The well cast and rendered plaster figures each modelled as a standing maiden with floral garland and flowing robes on canted corner bases, once used as either light fittings or water features in the interior of the Savoy hotel London, by repute, having the remains of piping to the innards and surviving from the first half of the twentieth century.

The figures are in pretty sound order. They may have been repainted. Repair to the nose of one of the figures, otherwise generally ok but with cracking to paint surface and wear and tear commensurate with age.

These figures were removed from The Savoy Hotel during a re-fit by repute and the construction of the figures ties in with this information.

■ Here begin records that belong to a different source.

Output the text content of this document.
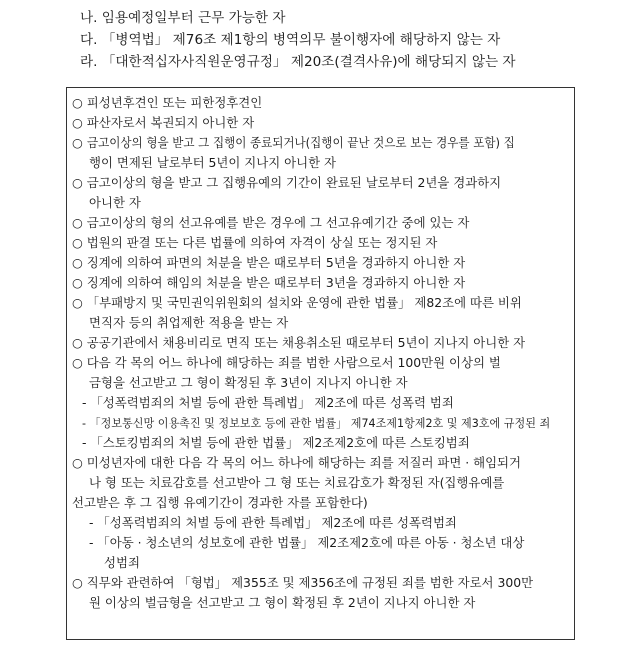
나. 임용예정일부터 근무 가능한 자
다. 「병역법」 제76조 제1항의 병역의무 불이행자에 해당하지 않는 자
라. 「대한적십자사직원운영규정」 제20조(결격사유)에 해당되지 않는 자
○ 피성년후견인 또는 피한정후견인
○ 파산자로서 복권되지 아니한 자
○ 금고이상의 형을 받고 그 집행이 종료되거나(집행이 끝난 것으로 보는 경우를 포함) 집
행이 면제된 날로부터 5년이 지나지 아니한 자
○ 금고이상의 형을 받고 그 집행유예의 기간이 완료된 날로부터 2년을 경과하지
아니한 자
○ 금고이상의 형의 선고유예를 받은 경우에 그 선고유예기간 중에 있는 자
○ 법원의 판결 또는 다른 법률에 의하여 자격이 상실 또는 정지된 자
○ 징계에 의하여 파면의 처분을 받은 때로부터 5년을 경과하지 아니한 자
○ 징계에 의하여 해임의 처분을 받은 때로부터 3년을 경과하지 아니한 자
○ 「부패방지 및 국민권익위원회의 설치와 운영에 관한 법률」 제82조에 따른 비위
면직자 등의 취업제한 적용을 받는 자
○ 공공기관에서 채용비리로 면직 또는 채용취소된 때로부터 5년이 지나지 아니한 자
○ 다음 각 목의 어느 하나에 해당하는 죄를 범한 사람으로서 100만원 이상의 벌
금형을 선고받고 그 형이 확정된 후 3년이 지나지 아니한 자
- 「성폭력범죄의 처벌 등에 관한 특례법」 제2조에 따른 성폭력 범죄
- 「정보통신망 이용촉진 및 정보보호 등에 관한 법률」 제74조제1항제2호 및 제3호에 규정된 죄
- 「스토킹범죄의 처벌 등에 관한 법률」 제2조제2호에 따른 스토킹범죄
○ 미성년자에 대한 다음 각 목의 어느 하나에 해당하는 죄를 저질러 파면 · 해임되거
나 형 또는 치료감호를 선고받아 그 형 또는 치료감호가 확정된 자(집행유예를
선고받은 후 그 집행 유예기간이 경과한 자를 포함한다)
- 「성폭력범죄의 처벌 등에 관한 특례법」 제2조에 따른 성폭력범죄
- 「아동 · 청소년의 성보호에 관한 법률」 제2조제2호에 따른 아동 · 청소년 대상
성범죄
○ 직무와 관련하여 「형법」 제355조 및 제356조에 규정된 죄를 범한 자로서 300만
원 이상의 벌금형을 선고받고 그 형이 확정된 후 2년이 지나지 아니한 자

Further research could be carried out and the figures certainly had a specific use either as lighting or water features. The bases show the rubber tubing running up towards the platters that the maidens are holding and there are rectangular recesses to the backs of each figure possibly for bulbs. They could quite happily be reverted to lamps or fountains with some research or left as is as stands.

The Savoy Hotel is a luxury hotel located in the Strand in the City of Westminster in central London, England. Built by the impresario Richard D'Oyly Carte with profits from his Gilbert and Sullivan opera productions, it opened on 6 August 1889. It was the first in the Savoy group of hotels and restaurants owned by Carte's family for over a century. The Savoy was the first luxury hotel in Britain, introducing electric lights throughout the building, electric lifts, bathrooms in most of the lavishly furnished rooms, constant hot and cold running water and many other innovations. Famous guests have included Edward VII, Enrico Caruso, Charlie Chaplin, Harry Truman, Joan Crawford, Judy Garland, Babe Ruth, Laurence Olivier, Marilyn Monroe, John Wayne, Humphrey Bogart, Elizabeth Taylor, Barbra Streisand, Bob Dylan, Bette Midler, The Beatles and many others. Winston Churchill often took his cabinet to lunch at the hotel.

The framing of a doorway has never been easier; great with candles or business cards, for instance.